Justice : Du fourre-tout de l'agression sexuelle

La 15e chambre correctionnelle du tribunal de grande instance de Paris, dite la chambre des mineurs, a évoqué hier après-midi deux dossiers d'agression sexuelle. Le rédacteur en chef de LexTimes.fr y était avec sa casquette d'avocat pour assister l'un des deux prévenus. Similitudes et dissemblances.

Dans ces deux dossiers qui n'ont prima facie de commun que le fait d'être jugés le même jour par la même chambre du même tribunal, les similitudes sont légion mais c'est une dissemblance qui va faire la différence quant aux réquisitions du parquet que le tribunal suit, en général ou du moins souvent, benoîtement. Parmi les similitudes, il y a dans ces deux dossiers le profil de la victime qui est une adolescente de 16/17 ans et le prévenu, âgé d'une trentaine d'années d'origine antillaise, qui nie tout en bloc.

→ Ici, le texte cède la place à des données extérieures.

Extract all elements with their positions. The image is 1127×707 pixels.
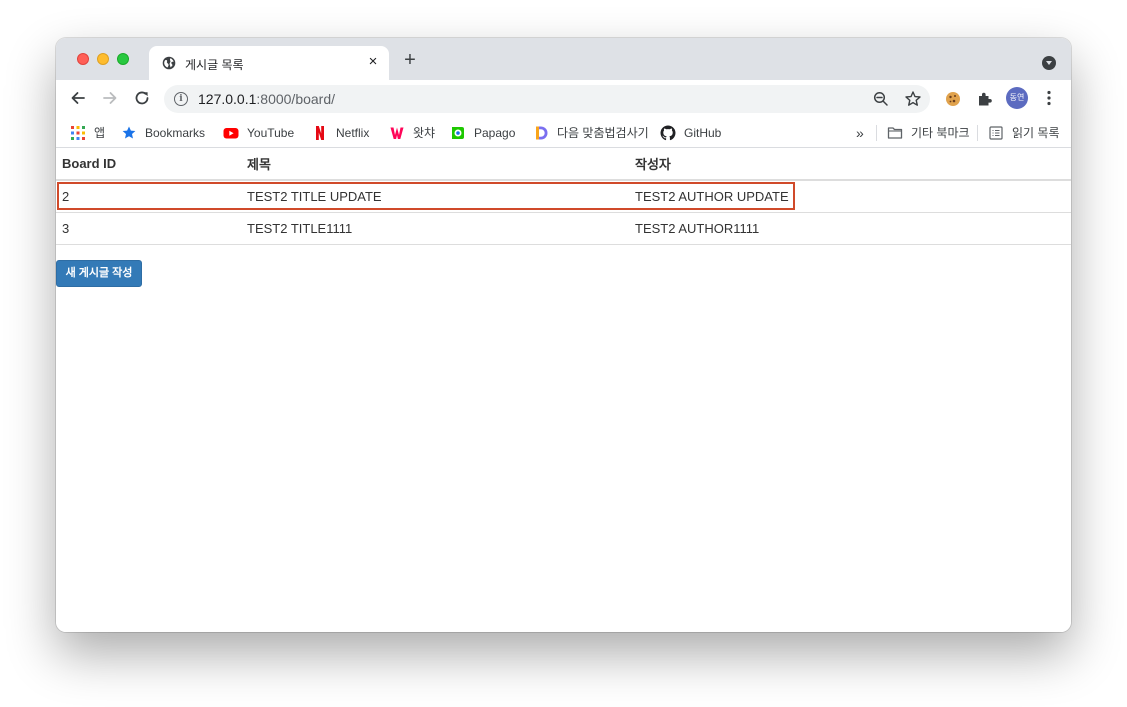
bookmark-label: Bookmarks (145, 125, 206, 140)
tab-close-button[interactable]: × (365, 53, 381, 71)
bookmark-apps[interactable]: 앱 (70, 124, 105, 141)
cell-board-id: 2 (56, 180, 241, 213)
bookmark-label: 왓챠 (413, 126, 436, 140)
menu-kebab-icon[interactable] (1039, 88, 1059, 108)
profile-avatar[interactable]: 동연 (1006, 87, 1028, 109)
cell-title: TEST2 TITLE UPDATE (241, 180, 629, 213)
bookmark-other-folder[interactable]: 기타 북마크 (887, 124, 970, 141)
reload-icon[interactable] (132, 88, 152, 108)
papago-icon (452, 126, 464, 139)
address-bar[interactable]: i 127.0.0.1:8000/board/ (164, 85, 930, 113)
daum-icon (536, 126, 548, 139)
address-path: :8000/board/ (256, 91, 336, 107)
bookmark-watcha[interactable]: 왓챠 (389, 124, 435, 141)
bookmark-label: Netflix (336, 125, 370, 140)
table-header-row: Board ID 제목 작성자 (56, 148, 1071, 181)
bookmark-youtube[interactable]: YouTube (223, 124, 294, 141)
column-header-title: 제목 (241, 148, 629, 181)
bookmarks-separator (977, 125, 978, 141)
window-close-button[interactable] (77, 53, 89, 65)
address-host: 127.0.0.1 (198, 91, 257, 107)
cell-board-id: 3 (56, 212, 241, 245)
reading-list-icon (989, 125, 1003, 140)
bookmark-daum-spellcheck[interactable]: 다음 맞춤법검사기 (533, 124, 649, 141)
bookmark-label: YouTube (247, 125, 295, 140)
table-row[interactable]: 3 TEST2 TITLE1111 TEST2 AUTHOR1111 (56, 212, 1071, 245)
forward-icon[interactable] (100, 88, 120, 108)
bookmark-label: 앱 (94, 126, 106, 140)
bookmarks-bar: 앱 Bookmarks YouTube Netflix 왓챠 Papago 다음… (56, 117, 1071, 148)
bookmark-papago[interactable]: Papago (450, 124, 515, 141)
tab-board-list[interactable]: 게시글 목록 × (149, 46, 389, 80)
tab-strip: 게시글 목록 × + (56, 38, 1071, 80)
cookie-extension-icon[interactable] (943, 89, 963, 109)
address-url[interactable]: 127.0.0.1:8000/board/ (198, 91, 335, 107)
browser-window: 게시글 목록 × + i 127.0.0.1:8000/board/ 동연 앱 … (56, 38, 1071, 632)
bookmark-label: 다음 맞춤법검사기 (557, 126, 649, 140)
apps-grid-icon (71, 125, 85, 140)
browser-toolbar: i 127.0.0.1:8000/board/ 동연 (56, 80, 1071, 117)
cell-title: TEST2 TITLE1111 (241, 212, 629, 245)
bookmark-bookmarks[interactable]: Bookmarks (121, 124, 205, 141)
bookmark-label: Papago (474, 125, 516, 140)
extensions-puzzle-icon[interactable] (975, 89, 995, 109)
watcha-icon (390, 127, 404, 139)
bookmark-label: GitHub (684, 125, 722, 140)
window-zoom-button[interactable] (117, 53, 129, 65)
bookmark-label: 읽기 목록 (1012, 126, 1060, 140)
site-info-icon[interactable]: i (174, 92, 188, 106)
window-minimize-button[interactable] (97, 53, 109, 65)
new-post-button[interactable]: 새 게시글 작성 (56, 260, 142, 287)
tab-title: 게시글 목록 (185, 58, 244, 72)
folder-icon (887, 126, 903, 139)
bookmark-star-icon[interactable] (904, 90, 922, 108)
back-icon[interactable] (68, 88, 88, 108)
column-header-board-id: Board ID (56, 148, 241, 181)
bookmark-netflix[interactable]: Netflix (312, 124, 369, 141)
table-row[interactable]: 2 TEST2 TITLE UPDATE TEST2 AUTHOR UPDATE (56, 180, 1071, 213)
github-icon (660, 125, 676, 140)
zoom-out-icon[interactable] (873, 91, 889, 107)
bookmark-label: 기타 북마크 (911, 126, 970, 140)
page-content: Board ID 제목 작성자 2 TEST2 TITLE UPDATE TES… (56, 148, 1071, 632)
new-tab-button[interactable]: + (400, 50, 420, 70)
star-icon (122, 126, 136, 138)
reading-list-button[interactable]: 읽기 목록 (988, 124, 1060, 141)
board-table: Board ID 제목 작성자 2 TEST2 TITLE UPDATE TES… (56, 148, 1071, 245)
globe-icon (162, 56, 176, 70)
column-header-author: 작성자 (629, 148, 1071, 181)
bookmarks-separator (876, 125, 877, 141)
cell-author: TEST2 AUTHOR1111 (629, 212, 1071, 245)
bookmarks-overflow-button[interactable]: » (856, 124, 864, 141)
youtube-icon (223, 127, 239, 138)
netflix-icon (316, 125, 324, 140)
cell-author: TEST2 AUTHOR UPDATE (629, 180, 1071, 213)
tab-search-icon[interactable] (1042, 56, 1056, 70)
bookmark-github[interactable]: GitHub (660, 124, 721, 141)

Au titre des dissemblances, les faits allégués dans le premier dossier sont d'une particulière gravité, ont fait l'objet d'une instruction plus ou moins longue, relèvent de la cour d'assises et ont été correctionnalisés comme c'est parfois — souvent — le cas. Dans le second dossier, les faits ne présentent « aucune gravité particulière  » et se sont déroulés il y a à peine quelques semaines, le mis en cause a été placé en garde à vue un mois plus tard pendant environ 36 heures et il comparaît deux semaines après. On a plutôt à faire à un « gros drageur », sans doute « collant », un peu beaucoup « excessif » mais sans passage à l'acte et les éléments constitutifs du délit prévu à l'article 222-22 du code pénal font manifestement défaut.

Il s'agit en fait d'un crime correctionnalisé en délit dans un cas et d'un comportement irrespectueux envers les femmes dans l'autre qui relèverait du tribunal de police mais le point crucial de dissemblance — qui va faire qu'ils vont être jugés par la même juridiction — est que dans le premier dossier, il s'agit d'un primo-délinquant qui malgré une circonstance aggravante va bénéficier de toute la clémence de la justice et dans le second, il s'agit d'un habitué avec déjà, à 30 ans, une dizaine de condamnations à son palmarès depuis sa majorité.

Dans le premier dossier, l'adolescente explique qu'à l'occasion d'une soirée fort arrosée entre amis, après avoir beaucoup bu et avoir fumé deux joints, elle ne se sentait pas très bien et quelqu'un l'a transporté dans une chambre pour qu'elle puisse se reposer et reprendre ses esprits. Compte tenu de son état, la jeune fille a du mal à préciser, dans le détail et par le menu, tout ce qui s'est passé mais elle narre plusieurs allées et venues du prévenu dans la chambre et il y aurait eu notamment déshabillage, pénétration vaginale, cunilingus, prise de deux photographies du sexe de la jeune par le prévenu avec son téléphone mobile (qui est la seule chose qu'il ne nie pas),... Réquisitions du parquet : 30 mois avec sursis que le tribunal suivra et allouera 5 000 euros à la plaignante.

Dans le second dossier, l'adolescente explique qu'en stage de cuisine dans un hôpital parisien, elle s'apprêtait à emprunter l'ascenseur lorsqu'un individu l'accoste pour lui suggérer de prendre plutôt le monte-marge qui est plus rapide. Elle accepte de le suivre et ils échangent quelques banalités. Ils continuent à discuter dans le monte-charge et à un moment donné, une dame pénètre dans le monte-charge et en ressort quelques instants plus tard après avoir atteint son point destination. C'est à ce moment-là sans doute, qu'en continuant d'aller du rez-de-chaussée au septième étage et du septième étage au rez-de-chaussée que la jeune fille explique que l'individu a essayé de l'embrasser mais il n'y est pas parvenu car elle a détourné sa tête, il a ensuite tenté de lui montrer son sexe en écartant sa blouse d'infirmier mais elle n'a rien vu car elle a détourné sa tête. Il y a eu une seconde tentative de baiser qui n'a pas, non plus, été couronnée de succès car elle a fort adroitement tourné la tête au bon moment. Et à un moment donné, elle s'est légèrement tournée et il a posé sa main sur sa cuisse droite. Réquisitions du parquet : 8 mois d'emprisonnement ferme que le tribunal, dans sa grande sagesse, sans aller jusqu'à la relaxe qui s'imposait juridiquement, n'a retenu que si le prévenu reconnu coupable ne respecte pas trois obligations (suivi socio-judiciaire, injonction de soins et dédommager la victime) au cours des trois prochaines années. 2 000 euros pour la plaignante.

Ces deux dossiers démontrent clairement que la peine encourue est directement liée au passé ou à l'absence de passé judiciaire de la personne poursuivie sans aucune prise en compte de la gravité ou de la matérialité des faits allégués.